1 de junho de 2007

NA SALA ESCURA: A obsessão de não saber

IRA. «Eu... Preciso de saber quem ele é. Preciso... de me manter ali, olhar para ele nos olhos e preciso de saber que é ele!» ROBERT GRAYSMITH (Jake Gyllenhaal, ZODIAC)

Já se sabia que o cinema de David Fincher era essencialmente dominado por uma obsessão: fosse de um serial killer perante o seu sentido de missão, como em SETE PECADOS MORTAIS, de um grupo de resistentes para matar um ser alienígena como em ALIEN3 - A DESFORRA, ou de um homem em torno do seu modelo de identidade, como em CLUBE DE COMBATE. Agora, David Fincher regressa ao género que o tornou famoso, o thriller sufocante em torno de um assassino em série real, que se confunde com grande parte da história dos Estados Unidos nos últimos 30 anos. ZODIAC é um thriller excepcional e o seu principal mérito reside no facto de não ser a identidade do criminoso o mais importante, mas antes a forma como a necessidade de querer saber a identidade do mesmo corrói a vida e a mente de quem com ela se confronta.
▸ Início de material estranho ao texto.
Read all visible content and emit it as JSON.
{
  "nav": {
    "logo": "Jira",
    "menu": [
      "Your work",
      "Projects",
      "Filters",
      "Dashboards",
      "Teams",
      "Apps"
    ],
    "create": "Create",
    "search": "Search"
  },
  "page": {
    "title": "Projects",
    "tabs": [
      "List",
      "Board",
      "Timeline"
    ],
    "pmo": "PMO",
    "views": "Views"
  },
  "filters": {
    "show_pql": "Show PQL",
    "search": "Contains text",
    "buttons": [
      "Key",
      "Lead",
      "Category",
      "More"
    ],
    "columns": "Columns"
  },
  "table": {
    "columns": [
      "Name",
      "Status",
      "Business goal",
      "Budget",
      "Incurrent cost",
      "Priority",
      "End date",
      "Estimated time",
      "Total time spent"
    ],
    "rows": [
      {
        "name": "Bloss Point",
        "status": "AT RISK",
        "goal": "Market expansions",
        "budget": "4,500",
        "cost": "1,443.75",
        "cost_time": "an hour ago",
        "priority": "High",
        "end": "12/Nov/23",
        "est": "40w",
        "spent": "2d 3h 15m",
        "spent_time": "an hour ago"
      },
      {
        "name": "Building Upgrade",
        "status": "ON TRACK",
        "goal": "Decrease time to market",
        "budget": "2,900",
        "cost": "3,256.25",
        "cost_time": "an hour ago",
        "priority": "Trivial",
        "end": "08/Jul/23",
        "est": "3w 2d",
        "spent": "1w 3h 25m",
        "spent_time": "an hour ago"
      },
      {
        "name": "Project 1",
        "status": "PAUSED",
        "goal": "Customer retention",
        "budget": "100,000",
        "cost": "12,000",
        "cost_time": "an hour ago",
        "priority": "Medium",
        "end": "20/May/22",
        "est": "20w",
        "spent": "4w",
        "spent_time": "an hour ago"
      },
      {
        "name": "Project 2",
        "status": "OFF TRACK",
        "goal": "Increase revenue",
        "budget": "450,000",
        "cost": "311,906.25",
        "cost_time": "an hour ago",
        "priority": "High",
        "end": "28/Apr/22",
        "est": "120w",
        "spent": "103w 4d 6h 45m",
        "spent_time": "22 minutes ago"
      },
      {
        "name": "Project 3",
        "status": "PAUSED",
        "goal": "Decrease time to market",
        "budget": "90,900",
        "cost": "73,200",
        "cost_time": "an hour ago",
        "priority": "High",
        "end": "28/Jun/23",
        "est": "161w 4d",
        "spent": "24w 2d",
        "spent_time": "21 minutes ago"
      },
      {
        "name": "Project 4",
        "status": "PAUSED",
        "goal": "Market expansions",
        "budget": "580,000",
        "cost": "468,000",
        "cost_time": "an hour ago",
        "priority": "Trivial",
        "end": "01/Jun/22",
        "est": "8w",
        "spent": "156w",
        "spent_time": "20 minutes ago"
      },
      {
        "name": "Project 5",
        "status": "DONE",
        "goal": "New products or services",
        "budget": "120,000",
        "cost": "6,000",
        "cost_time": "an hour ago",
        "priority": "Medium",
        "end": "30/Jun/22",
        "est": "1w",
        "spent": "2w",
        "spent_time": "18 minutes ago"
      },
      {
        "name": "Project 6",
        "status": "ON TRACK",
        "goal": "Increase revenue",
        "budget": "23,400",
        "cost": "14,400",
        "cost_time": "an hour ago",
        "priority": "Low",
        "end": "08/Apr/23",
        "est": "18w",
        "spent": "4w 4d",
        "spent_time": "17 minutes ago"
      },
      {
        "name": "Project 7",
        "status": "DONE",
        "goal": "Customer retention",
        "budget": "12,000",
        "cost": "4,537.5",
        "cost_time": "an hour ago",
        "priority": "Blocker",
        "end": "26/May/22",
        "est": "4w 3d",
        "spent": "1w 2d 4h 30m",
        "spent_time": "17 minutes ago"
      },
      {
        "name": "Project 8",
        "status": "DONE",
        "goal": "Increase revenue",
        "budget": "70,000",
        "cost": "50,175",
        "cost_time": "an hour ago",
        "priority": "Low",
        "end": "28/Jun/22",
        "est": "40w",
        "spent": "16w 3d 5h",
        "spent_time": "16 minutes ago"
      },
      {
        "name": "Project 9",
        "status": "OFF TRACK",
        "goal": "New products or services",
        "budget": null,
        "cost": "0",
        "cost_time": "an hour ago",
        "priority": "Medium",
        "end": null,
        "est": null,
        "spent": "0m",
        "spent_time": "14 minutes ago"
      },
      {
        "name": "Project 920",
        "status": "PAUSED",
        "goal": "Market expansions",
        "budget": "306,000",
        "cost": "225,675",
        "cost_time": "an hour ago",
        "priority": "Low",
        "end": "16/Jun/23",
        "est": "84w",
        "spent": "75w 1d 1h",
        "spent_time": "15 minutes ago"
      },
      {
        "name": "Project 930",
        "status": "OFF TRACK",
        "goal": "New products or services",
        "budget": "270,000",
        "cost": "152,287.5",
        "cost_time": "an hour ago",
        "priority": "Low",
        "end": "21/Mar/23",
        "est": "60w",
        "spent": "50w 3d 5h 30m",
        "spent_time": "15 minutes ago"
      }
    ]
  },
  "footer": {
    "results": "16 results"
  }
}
Ou seja, este é antes um ensaio sobre o thriller, os seus mecanismos e o medo de desconhecer verdadeiramente a identidade de quem mata sem grande razão uma série de indivíduos não relacionados entre si... E Fincher é soberbo no modo de desconstruir as regras do policial, na construção dos perfis humanistas das pessoas que seguem o famoso criminoso e na direcção do seu elenco. Se Jake Gyllenhaal confirma o seu dom para personagems complexas, Robert Downey Jr. é um excelente secundário e Mark Ruffalo volta a dar uma lição de discrição. Depois há aqueles planos que Fincher demora dezenas de takes a conseguir obter. O cinema de Fincher cheira a perfeccionismo compulsivo e ele é já um dos nomes do cinema mais recente norte-americano a merecer créditos por re-inventar os vários géneros que já experimentou. E nunca com a solidez e complexidade dramática de ZODIAC.

ZODIAC
de David Fincher (2007)
* * * *
Um assassino comunica com cifras e faz uma nação tremer de medo. Ao certo ninguém fica a saber quantas baixas o criminoso fez e quem investiga o caso começa a perder a razão. Fincher filma a dúvida e o desespero com um perfeccionismo desarmante e constrói um dos mais interessantes policiais dos últimos anos onde o que mais interessa não é saber quem matou mas analisar as repercussões psicológicas que essa dúvida gera num grupo de polícias e jornalistas. O resultado final é excelente. Destaque para a sequência passada na casa de um idoso que supostamente desenha cartazes de cinema. Quem cria um efeito de sugestão como esse só pode ser um grande realizador. Dos maiores.